Two-factor authentication adds another layer of security to your CertCentral® account by allowing you to require two methods of identity verification before someone can sign in and access account information.

To configure or edit two-factor authentication rules for your account, you must be an account administrator.

When working with your account manager to set up two-factor authentication for your account, you have three account setting options:

1. Do not force (default setting)

By default, all CertCentral accounts come with the two-factor authentication security feature. However, it is not turned on by default. This provides you with full control of how and when two-factor authentication is implemented for your account:

  • Turn two-factor on or off for your account as needed.
  • Determine which second factor is used: client certificate or one-time password.
  • Configure two-factor authentication rules for all account users and for specific account users (for example, Jane Doe in IT).

2. Client certificate

This setting automatically enforces two-factor authentication for the entire account and requires all account members to use their username and password and a client certificate to sign in to their account.

Once this option is enabled for your account, the next time anyone tries to sign in to CertCentral (including you), they will be required to generate and initialize their client certificate before they can access their account.

You can still configure rules for specific individual users (for example, John Doe in IT) requiring them to use a one-time password (OTP) as their second form of authentication.

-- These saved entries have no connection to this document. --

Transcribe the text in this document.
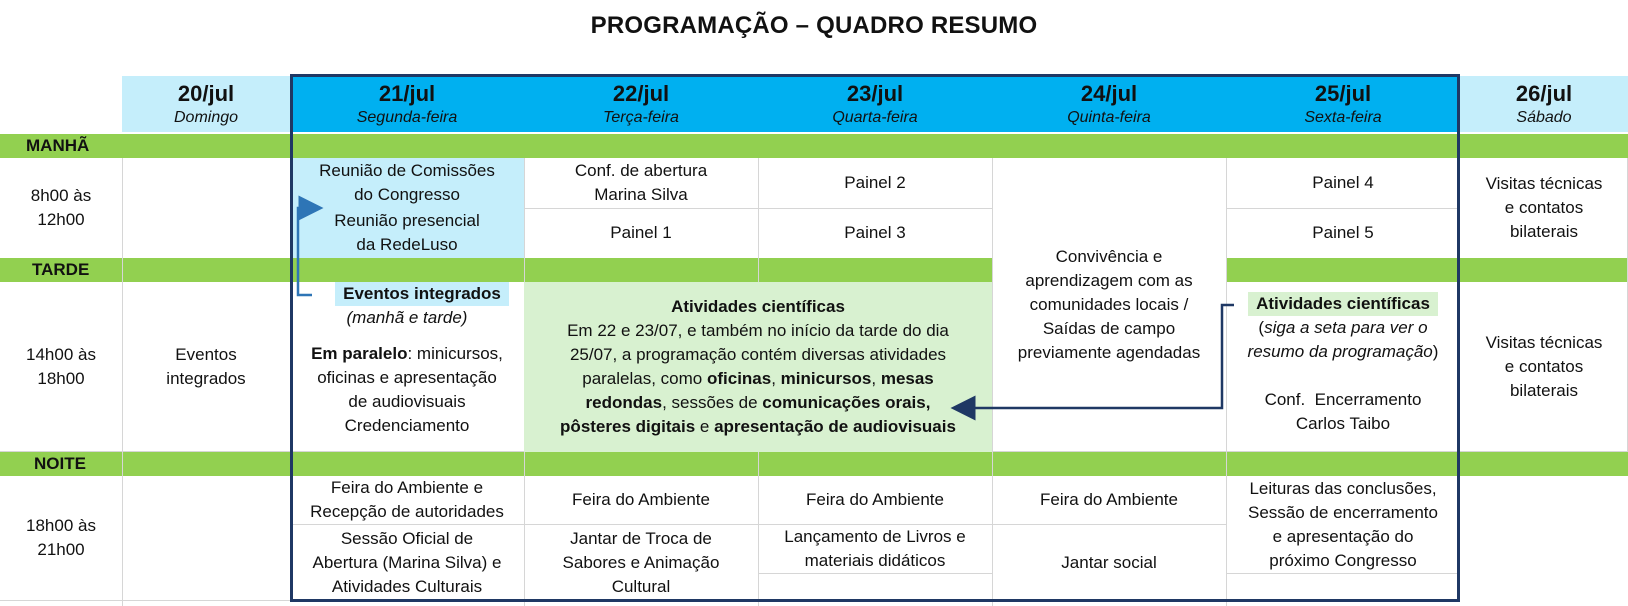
PROGRAMAÇÃO – QUADRO RESUMO
20/jul
Domingo
21/jul
Segunda-feira
22/jul
Terça-feira
23/jul
Quarta-feira
24/jul
Quinta-feira
25/jul
Sexta-feira
26/jul
Sábado
MANHÃ
TARDE
NOITE
8h00 às
12h00
14h00 às
18h00
18h00 às
21h00
Reunião de Comissões
do Congresso
Reunião presencial
da RedeLuso
Conf. de abertura
Marina Silva
Painel 1
Painel 2
Painel 3
Convivência e
aprendizagem com as
comunidades locais /
Saídas de campo
previamente agendadas
Painel 4
Painel 5
Visitas técnicas
e contatos
bilaterais
Eventos
integrados
Eventos integrados
(manhã e tarde)
Em paralelo: minicursos,
oficinas e apresentação
de audiovisuais
Credenciamento
Atividades científicas
Em 22 e 23/07, e também no início da tarde do dia
25/07, a programação contém diversas atividades
paralelas, como oficinas, minicursos, mesas
redondas, sessões de comunicações orais,
pôsteres digitais e apresentação de audiovisuais
Atividades científicas
(siga a seta para ver o
resumo da programação)
Conf.  Encerramento
Carlos Taibo
Visitas técnicas
e contatos
bilaterais
Feira do Ambiente e
Recepção de autoridades
Sessão Oficial de
Abertura (Marina Silva) e
Atividades Culturais
Feira do Ambiente
Jantar de Troca de
Sabores e Animação
Cultural
Feira do Ambiente
Lançamento de Livros e
materiais didáticos
Feira do Ambiente
Jantar social
Leituras das conclusões,
Sessão de encerramento
e apresentação do
próximo Congresso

3. One-time password (OTP)

This setting automatically enforces two-factor authentication for the entire account and requires all account members to use their username and password and a one-time password to sign in to their account.

Once this option is enabled for your account, the next time anyone tries to sign in to CertCentral (including you), they will be required to initialize their OTP app or device.

You can still configure rules for individual users (for example, John Doe in IT) requiring them to use a client certificate as their second form of authentication.